Automation and High-Throughput Technologies
Screening & Profiling at higher throughput using physiologically relevant cell models
Development of new pharmaceutical drugs is an expensive and high-risk endeavor for pharmaceutical industry. Major advances in physiologically relevant in vitro cellular assays such as three-dimensional models, induced pluripotent stem cells, organ-on-chip are expected to provide a better ability to predict therapeutic response, hence, reducing clinical attrition. Unlike High Throughput Screening, High Content Screening combines automated fluorescence microscopy with quantitative image analysis allowing phenotypic multiparametric readouts such as cell viability, DNA damage or mitochondria structure among many others. This approach is particularly well suited for complex or partially characterized targets. Moreover, in the oncology field, it has been shown that compound efficacy could be dramatically modulated in 3D models.

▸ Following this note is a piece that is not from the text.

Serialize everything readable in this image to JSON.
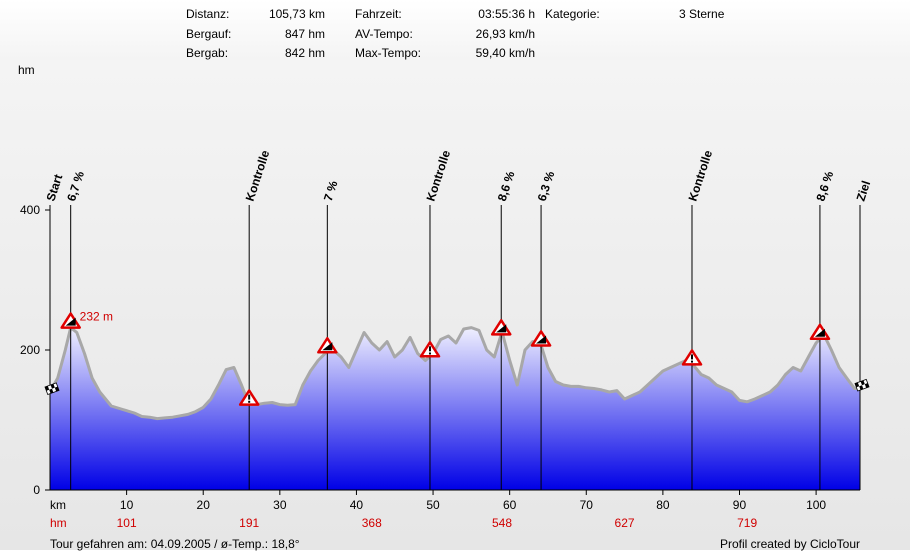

In this context, we are aiming to perform a medium scale screening campaign using a chemically diverse compounds collection on a cell line derived from non-small cell lung cancer with a specific mutation both in 2D and 3D models. Using High Content Imaging approaches, a large set of parameters will be extracted, leading to a better characterization of various toxicity mechanisms of actions.
To provide robust comparable results between cellular models, a specific subset of compounds was selected and screened in dose responses during the assay development workflow. The analysis of this rich set of complex data provided an opportunity to improve the rest of the screening campaign.
Hits obtained from both screens will be classified, compared and validated in dose responses for a better understanding of the difference induced by the use of 3D model combined with High Content Imaging. Ultimately this could help assess the relevance of 3D model in drug discovery in oncology.